Jesus, those motives were pure and character was spotless was called a glutton (Matthew 11:19); a winebibber – drunk (Luke 7:34); a Samaritan (John 8:48); a friend of sinners (Matthew 11:19 and Mark 2:16). If our lives are Christlike we can expect criticism. In fact, there are times when we should see criticism from the world as verification that our lives have been changed. A person whose mind is polluted and whose vision is not clear cannot understand or interpret behaviour based on obedience to God. So if you’re living on a higher plane than the world, expect some criticism.

6> Keep physically and spiritually in shape.

Physical exhaustion has a tremendous effect on the way we act and react; it distorts the way we see and handle life. Elijah succumbed to opposition when he was in a state of weariness. Jezebel was a firecracker, and her opposition sapped the preacher’s strength. Elijah complained, “It is enough, now, O Lord, take away my life; for I am no better than my fathers” (1 Kings 19:4). Elijah was completely shaken. Watch weariness because Satan will take advantage. When we become overly tired, we can become overly critical, and at the same time we are less able to handle criticism from others.

7> Don’t just see the critic; see if there’s a crowd.

The following story illustrates this point. Mrs. Jones had invited a great and well-known violinist to entertain at her afternoon tea. When it was all over, everyone crowded around the musician.

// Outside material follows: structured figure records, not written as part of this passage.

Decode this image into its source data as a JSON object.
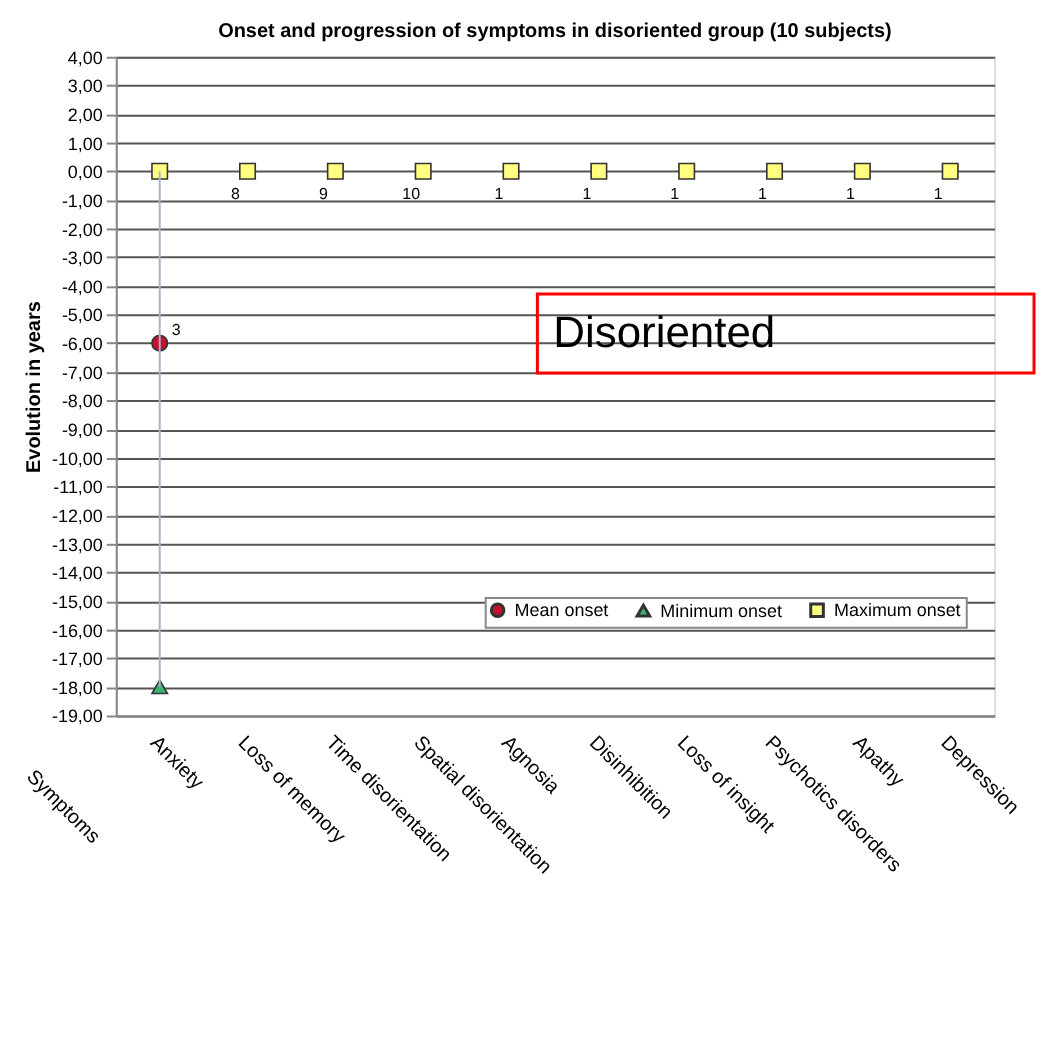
{
  "chart_data": {
    "type": "scatter",
    "title": "Onset and progression of symptoms in disoriented group (10 subjects)",
    "xlabel": "Symptoms",
    "ylabel": "Evolution in years",
    "categories": [
      "Anxiety",
      "Loss of memory",
      "Time disorientation",
      "Spatial disorientation",
      "Agnosia",
      "Disinhibition",
      "Loss of insight",
      "Psychotics disorders",
      "Apathy",
      "Depression"
    ],
    "series": [
      {
        "name": "Mean onset",
        "color": "#c8102e",
        "marker": "circle",
        "values": [
          -6,
          null,
          null,
          null,
          null,
          null,
          null,
          null,
          null,
          null
        ]
      },
      {
        "name": "Minimum onset",
        "color": "#3cb371",
        "marker": "triangle",
        "values": [
          -18,
          null,
          null,
          null,
          null,
          null,
          null,
          null,
          null,
          null
        ]
      },
      {
        "name": "Maximum onset",
        "color": "#ffff80",
        "marker": "square",
        "values": [
          0,
          0,
          0,
          0,
          0,
          0,
          0,
          0,
          0,
          0
        ]
      }
    ],
    "ylim": [
      -19,
      4
    ],
    "yticks": [
      {
        "value": 4,
        "label": "4,00"
      },
      {
        "value": 3,
        "label": "3,00"
      },
      {
        "value": 2,
        "label": "2,00"
      },
      {
        "value": 1,
        "label": "1,00"
      },
      {
        "value": 0,
        "label": "0,00"
      },
      {
        "value": -1,
        "label": "-1,00"
      },
      {
        "value": -2,
        "label": "-2,00"
      },
      {
        "value": -3,
        "label": "-3,00"
      },
      {
        "value": -4,
        "label": "-4,00"
      },
      {
        "value": -5,
        "label": "-5,00"
      },
      {
        "value": -6,
        "label": "-6,00"
      },
      {
        "value": -7,
        "label": "-7,00"
      },
      {
        "value": -8,
        "label": "-8,00"
      },
      {
        "value": -9,
        "label": "-9,00"
      },
      {
        "value": -10,
        "label": "-10,00"
      },
      {
        "value": -11,
        "label": "-11,00"
      },
      {
        "value": -12,
        "label": "-12,00"
      },
      {
        "value": -13,
        "label": "-13,00"
      },
      {
        "value": -14,
        "label": "-14,00"
      },
      {
        "value": -15,
        "label": "-15,00"
      },
      {
        "value": -16,
        "label": "-16,00"
      },
      {
        "value": -17,
        "label": "-17,00"
      },
      {
        "value": -18,
        "label": "-18,00"
      },
      {
        "value": -19,
        "label": "-19,00"
      }
    ],
    "grid": "y",
    "legend": "bottom right",
    "annotations": [
      {
        "text": "3",
        "x": "Anxiety",
        "y": -6
      },
      {
        "text": "8",
        "x": "Loss of memory",
        "y": 0
      },
      {
        "text": "9",
        "x": "Time disorientation",
        "y": 0
      },
      {
        "text": "10",
        "x": "Spatial disorientation",
        "y": 0
      },
      {
        "text": "1",
        "x": "Agnosia",
        "y": 0
      },
      {
        "text": "1",
        "x": "Disinhibition",
        "y": 0
      },
      {
        "text": "1",
        "x": "Loss of insight",
        "y": 0
      },
      {
        "text": "1",
        "x": "Psychotics disorders",
        "y": 0
      },
      {
        "text": "1",
        "x": "Apathy",
        "y": 0
      },
      {
        "text": "1",
        "x": "Depression",
        "y": 0
      },
      "Disoriented"
    ]
  }
}
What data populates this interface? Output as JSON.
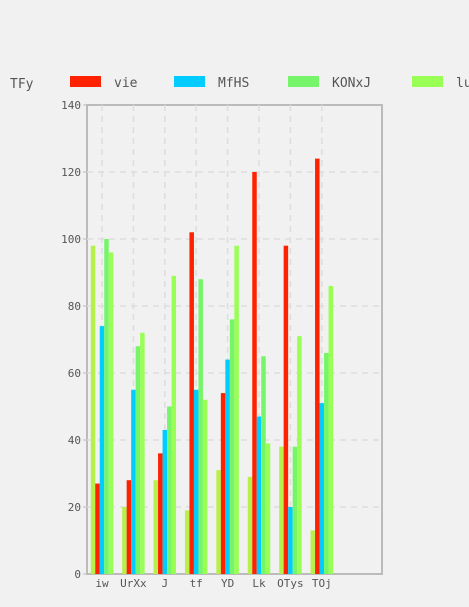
{
  "chart_data": {
    "type": "bar",
    "legend_title": "TFy",
    "legend_position": "top",
    "categories": [
      "iw",
      "UrXx",
      "J",
      "tf",
      "YD",
      "Lk",
      "OTys",
      "TOj"
    ],
    "series": [
      {
        "name": "",
        "color": "#b7f04a",
        "values": [
          98,
          20,
          28,
          19,
          31,
          29,
          38,
          13
        ]
      },
      {
        "name": "vie",
        "color": "#ff2200",
        "values": [
          27,
          28,
          36,
          102,
          54,
          120,
          98,
          124
        ]
      },
      {
        "name": "MfHS",
        "color": "#00ccff",
        "values": [
          74,
          55,
          43,
          55,
          64,
          47,
          20,
          51
        ]
      },
      {
        "name": "KONxJ",
        "color": "#77f56a",
        "values": [
          100,
          68,
          50,
          88,
          76,
          65,
          38,
          66
        ]
      },
      {
        "name": "lu",
        "color": "#99ff55",
        "values": [
          96,
          72,
          89,
          52,
          98,
          39,
          71,
          86
        ]
      }
    ],
    "ylim": [
      0,
      140
    ],
    "yticks": [
      0,
      20,
      40,
      60,
      80,
      100,
      120,
      140
    ],
    "grid": true
  }
}
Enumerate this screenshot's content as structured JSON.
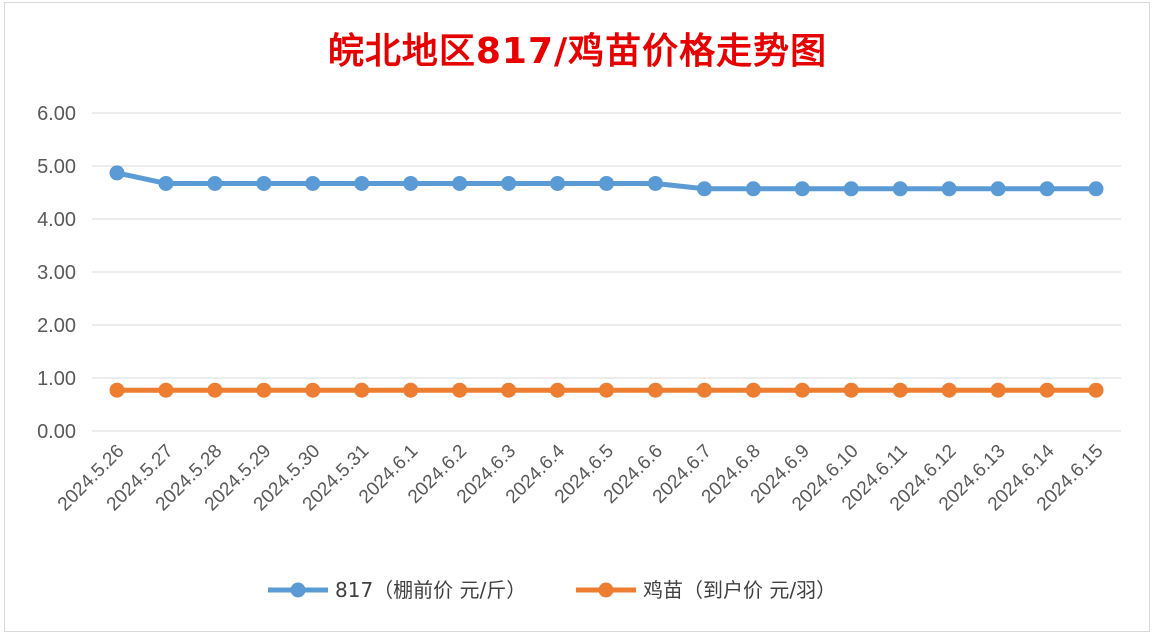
{
  "chart_data": {
    "type": "line",
    "title": "皖北地区817/鸡苗价格走势图",
    "xlabel": "",
    "ylabel": "",
    "ylim": [
      0,
      6
    ],
    "yticks": [
      "0.00",
      "1.00",
      "2.00",
      "3.00",
      "4.00",
      "5.00",
      "6.00"
    ],
    "grid": true,
    "legend_position": "bottom",
    "categories": [
      "2024.5.26",
      "2024.5.27",
      "2024.5.28",
      "2024.5.29",
      "2024.5.30",
      "2024.5.31",
      "2024.6.1",
      "2024.6.2",
      "2024.6.3",
      "2024.6.4",
      "2024.6.5",
      "2024.6.6",
      "2024.6.7",
      "2024.6.8",
      "2024.6.9",
      "2024.6.10",
      "2024.6.11",
      "2024.6.12",
      "2024.6.13",
      "2024.6.14",
      "2024.6.15"
    ],
    "series": [
      {
        "name": "817（棚前价 元/斤）",
        "color": "#5b9bd5",
        "values": [
          4.87,
          4.67,
          4.67,
          4.67,
          4.67,
          4.67,
          4.67,
          4.67,
          4.67,
          4.67,
          4.67,
          4.67,
          4.57,
          4.57,
          4.57,
          4.57,
          4.57,
          4.57,
          4.57,
          4.57,
          4.57
        ]
      },
      {
        "name": "鸡苗（到户价 元/羽）",
        "color": "#ed7d31",
        "values": [
          0.77,
          0.77,
          0.77,
          0.77,
          0.77,
          0.77,
          0.77,
          0.77,
          0.77,
          0.77,
          0.77,
          0.77,
          0.77,
          0.77,
          0.77,
          0.77,
          0.77,
          0.77,
          0.77,
          0.77,
          0.77
        ]
      }
    ]
  }
}
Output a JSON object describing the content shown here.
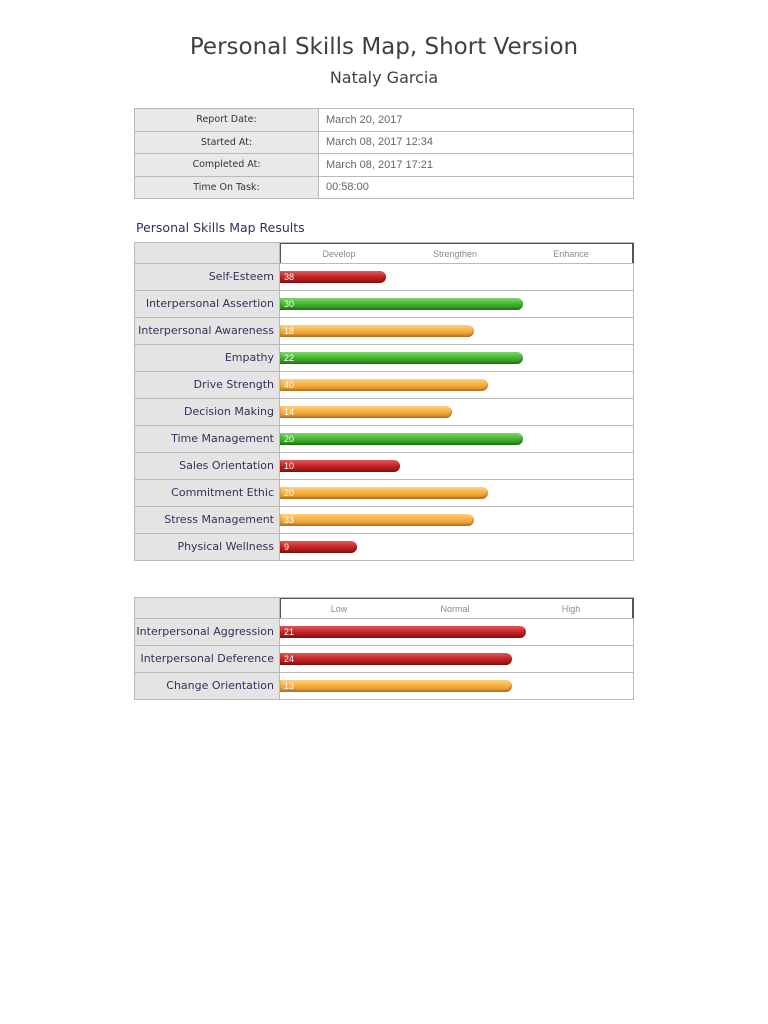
{
  "title": "Personal Skills Map, Short Version",
  "name": "Nataly Garcia",
  "info": [
    {
      "label": "Report Date:",
      "value": "March 20, 2017"
    },
    {
      "label": "Started At:",
      "value": "March 08, 2017 12:34"
    },
    {
      "label": "Completed At:",
      "value": "March 08, 2017 17:21"
    },
    {
      "label": "Time On Task:",
      "value": "00:58:00"
    }
  ],
  "results_title": "Personal Skills Map Results",
  "chart_data": [
    {
      "type": "bar",
      "scale": [
        "Develop",
        "Strengthen",
        "Enhance"
      ],
      "categories": [
        "Self-Esteem",
        "Interpersonal Assertion",
        "Interpersonal Awareness",
        "Empathy",
        "Drive Strength",
        "Decision Making",
        "Time Management",
        "Sales Orientation",
        "Commitment Ethic",
        "Stress Management",
        "Physical Wellness"
      ],
      "values": [
        "38",
        "30",
        "18",
        "22",
        "40",
        "14",
        "20",
        "10",
        "20",
        "33",
        "9"
      ],
      "level": [
        0.3,
        0.69,
        0.55,
        0.69,
        0.59,
        0.49,
        0.69,
        0.34,
        0.59,
        0.55,
        0.22
      ],
      "colors": [
        "#c0201f",
        "#3fb02a",
        "#f4aa3a",
        "#3fb02a",
        "#f4aa3a",
        "#f4aa3a",
        "#3fb02a",
        "#c0201f",
        "#f4aa3a",
        "#f4aa3a",
        "#c0201f"
      ]
    },
    {
      "type": "bar",
      "scale": [
        "Low",
        "Normal",
        "High"
      ],
      "categories": [
        "Interpersonal Aggression",
        "Interpersonal Deference",
        "Change Orientation"
      ],
      "values": [
        "21",
        "24",
        "13"
      ],
      "level": [
        0.7,
        0.66,
        0.66
      ],
      "colors": [
        "#c0201f",
        "#c0201f",
        "#f4aa3a"
      ]
    }
  ]
}
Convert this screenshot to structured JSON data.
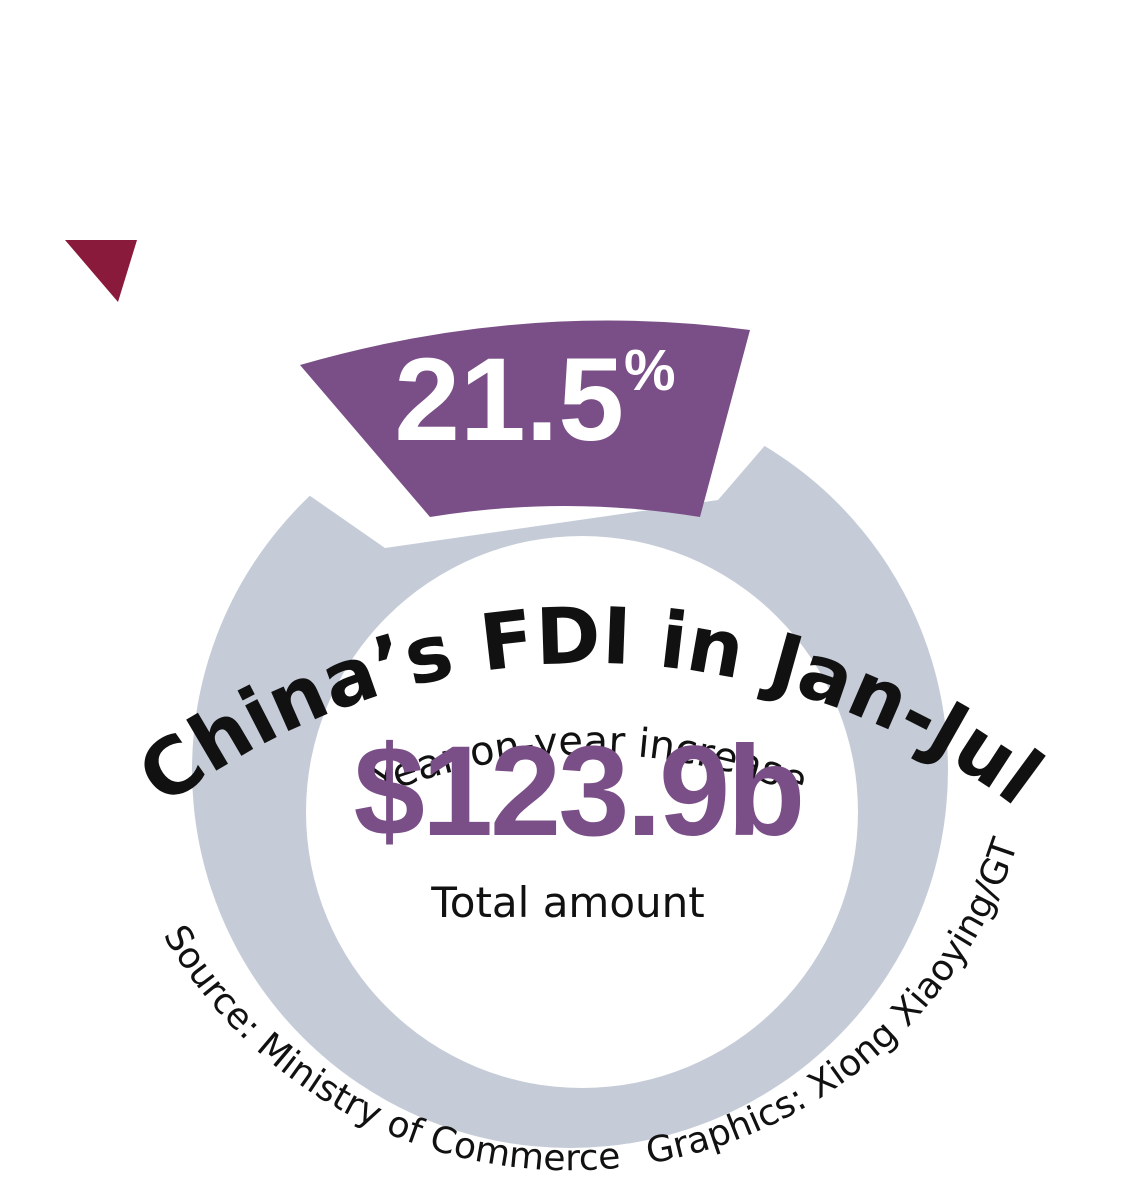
{
  "title": "China’s FDI in Jan-Jul",
  "subtitle": "Year-on-year increase",
  "increase": {
    "value": "21.5",
    "unit": "%"
  },
  "total": {
    "value": "$123.9b",
    "label": "Total amount"
  },
  "source": "Source: Ministry of Commerce",
  "credit": "Graphics: Xiong Xiaoying/GT"
}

“I’ve got to be honest with you,” said one of the guests, “I think your performance was absolutely terrible.”

Hearing his criticism, the hostess interposed: “Don’t pay any attention to him. He doesn’t know what he’s talking about. He only repeats what he hears everyone else say.”

I’m suggesting that you expand your vision; go beyond the critic and see if he has a cheering section. Consider the possibility that you are hearing the same criticism from several people. If this is the case, and the critics are reliable, you need to realize that you have a challenge to work on. If, on the other hand, you’re dealing with a pocket group of negative people, your challenge is to not be affected by them.

George Bernard Shaw, the Irish playwright, certainly had his critics, but he knew how to handle them. After one opening, a critic voiced his displeasure. He said, “It’s rotten! It’s rotten!” To which Shaw replied, “I agree with you perfectly, but what are we two against so many?”

8> Wait for time to prove them wrong.

Time is your best ally; it allows you to prove yourself right. Often, as events unfold, the cause for criticism is eliminated and you will be vindicated. You may be thinking, “ Easy for you to say, but you’re not where I am.” But I have been there many times. If you know your action or decision was right, hang in there. Time will prove you out.

Abraham Lincoln, the most loved president of the united States, was also the most criticized president. Probably no politician in history had worse things said about him. Here’s how the Chicago Times in 1865 evaluated Lincoln’s Gettysburg Address the day after he delivered it. “The cheek of every American must tingle with shame as he reads the silly, flat, and dish-watery utterances of a man who has been pointed out to intelligent foreigners as President of the United States.” Time, of course, has proved the scathing criticism wrong.